One such savior told me that one tiny plot point in the beginning of the book would never happen, therefore blowing my entire plot apart and forcing me to completely rework the basis of the “on the run” part, which I had stubbornly clung to through all drafts. But, it’s kind of better now, I think, and as a pantser – I’m well used to having to fix major plot holes I created through my dislike of researching.
Another savior shared office anecdotes and the like, corrected my civilian words and phrasings, and then late in the game answered my last minute please-help email, and then even offered to read a rough draft for me and add even more notes.

People are great, y’all, and their help made this one feel like a real village effort.
Integrity has been quite some time from writing to publication, possibly more than any of my other novels with the exception of my debut, possibly because it required more work to fit the pieces together, and maybe possibly because of the extra strong dose of no-yes-no-yes-no-yes-no-yes I experienced during its creation.

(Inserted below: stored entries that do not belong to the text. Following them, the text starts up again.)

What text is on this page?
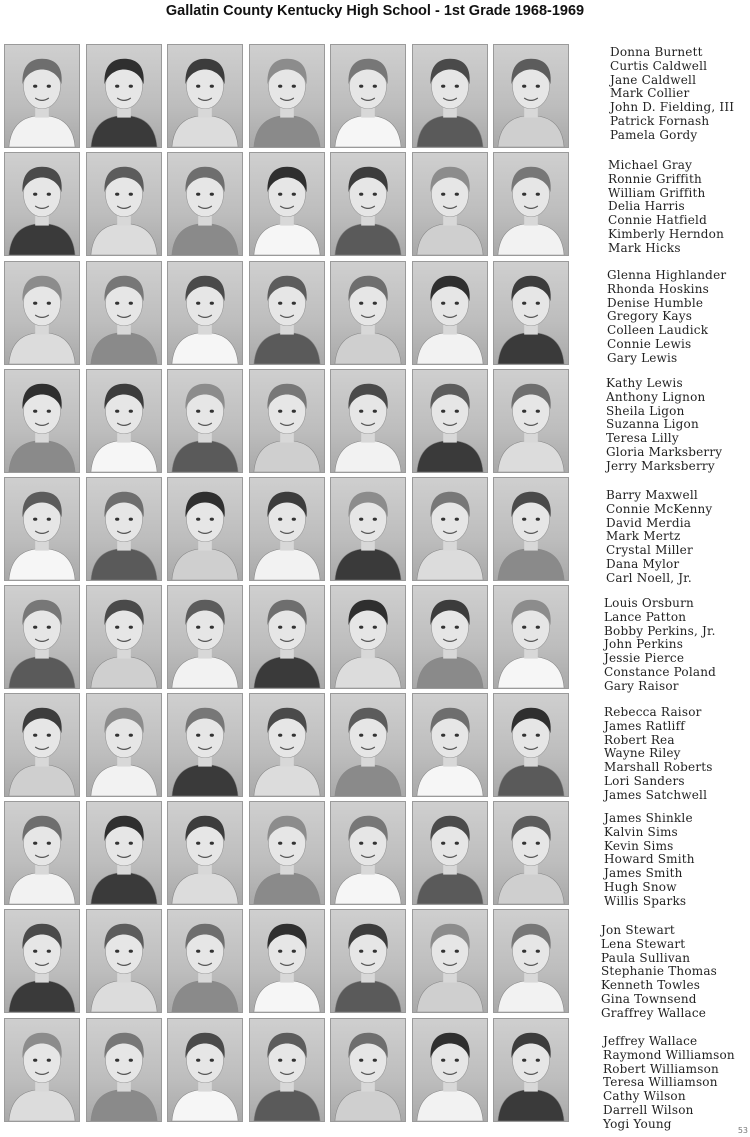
Gallatin County Kentucky High School - 1st Grade 1968-1969
Donna Burnett
Curtis Caldwell
Jane Caldwell
Mark Collier
John D. Fielding, III
Patrick Fornash
Pamela Gordy
Michael Gray
Ronnie Griffith
William Griffith
Delia Harris
Connie Hatfield
Kimberly Herndon
Mark Hicks
Glenna Highlander
Rhonda Hoskins
Denise Humble
Gregory Kays
Colleen Laudick
Connie Lewis
Gary Lewis
Kathy Lewis
Anthony Lignon
Sheila Ligon
Suzanna Ligon
Teresa Lilly
Gloria Marksberry
Jerry Marksberry
Barry Maxwell
Connie McKenny
David Merdia
Mark Mertz
Crystal Miller
Dana Mylor
Carl Noell, Jr.
Louis Orsburn
Lance Patton
Bobby Perkins, Jr.
John Perkins
Jessie Pierce
Constance Poland
Gary Raisor
Rebecca Raisor
James Ratliff
Robert Rea
Wayne Riley
Marshall Roberts
Lori Sanders
James Satchwell
James Shinkle
Kalvin Sims
Kevin Sims
Howard Smith
James Smith
Hugh Snow
Willis Sparks
Jon Stewart
Lena Stewart
Paula Sullivan
Stephanie Thomas
Kenneth Towles
Gina Townsend
Graffrey Wallace
Jeffrey Wallace
Raymond Williamson
Robert Williamson
Teresa Williamson
Cathy Wilson
Darrell Wilson
Yogi Young	53
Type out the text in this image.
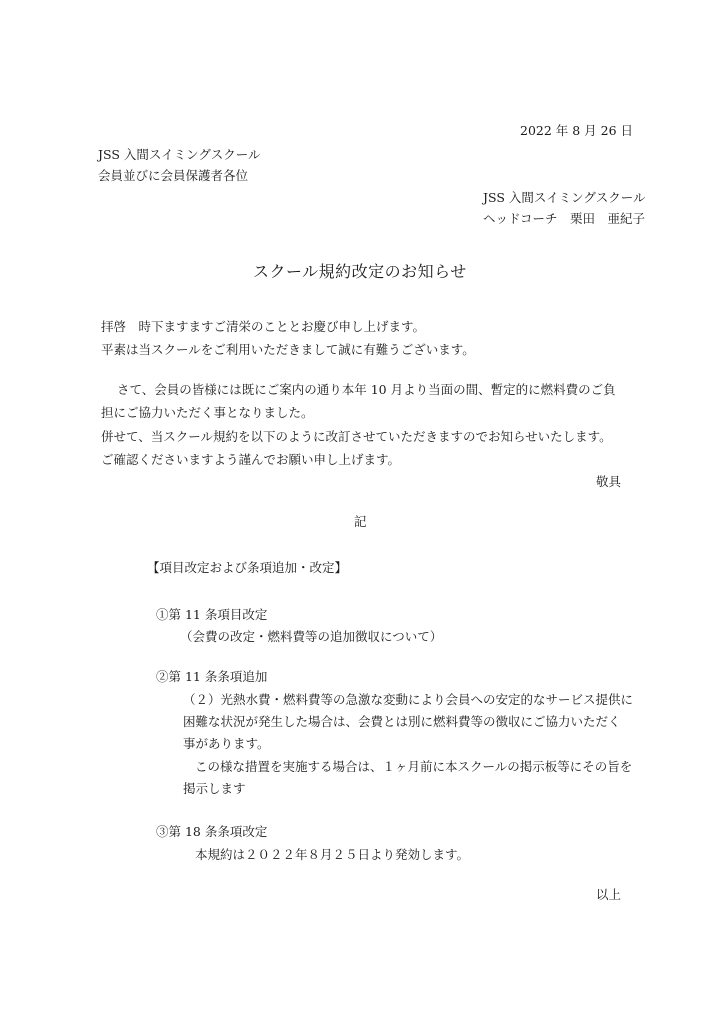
2022 年 8 月 26 日
JSS 入間スイミングスクール
会員並びに会員保護者各位
JSS 入間スイミングスクール
ヘッドコーチ　栗田　亜紀子
スクール規約改定のお知らせ
拝啓　時下ますますご清栄のこととお慶び申し上げます。
平素は当スクールをご利用いただきまして誠に有難うございます。
さて、会員の皆様には既にご案内の通り本年 10 月より当面の間、暫定的に燃料費のご負
担にご協力いただく事となりました。
併せて、当スクール規約を以下のように改訂させていただきますのでお知らせいたします。
ご確認くださいますよう謹んでお願い申し上げます。
敬具
記
【項目改定および条項追加・改定】
①第 11 条項目改定
（会費の改定・燃料費等の追加徴収について）
②第 11 条条項追加
（２）光熱水費・燃料費等の急激な変動により会員への安定的なサービス提供に
困難な状況が発生した場合は、会費とは別に燃料費等の徴収にご協力いただく
事があります。
この様な措置を実施する場合は、１ヶ月前に本スクールの掲示板等にその旨を
掲示します
③第 18 条条項改定
本規約は２０２２年８月２５日より発効します。
以上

This isn’t the first time I’ve gone through massive phugoid cycles of “I love this book!” to “I hate this book!” (sometimes multiple times in the course of one day), and it definitely won’t be the last time. Fun fact! It’s happening right now as I finish up Leverage: Book 2 (thank you, support crew for yet again tolerating my Tortured Artiste woes). But there’s something comforting in the familiarity of this cycle of loving then hating then loving your work, especially because I ALWAYS land on love in the end.

Lexie Martin’s world might be a little twisty and yeah, maybe it’s still a little complex. But as an author, it’s a great world to be immersed in and I hope you enjoy experiencing it as much as I enjoyed creating it.

Integrity: Book One in the Halcyon Division Series is available in May from Bella Books.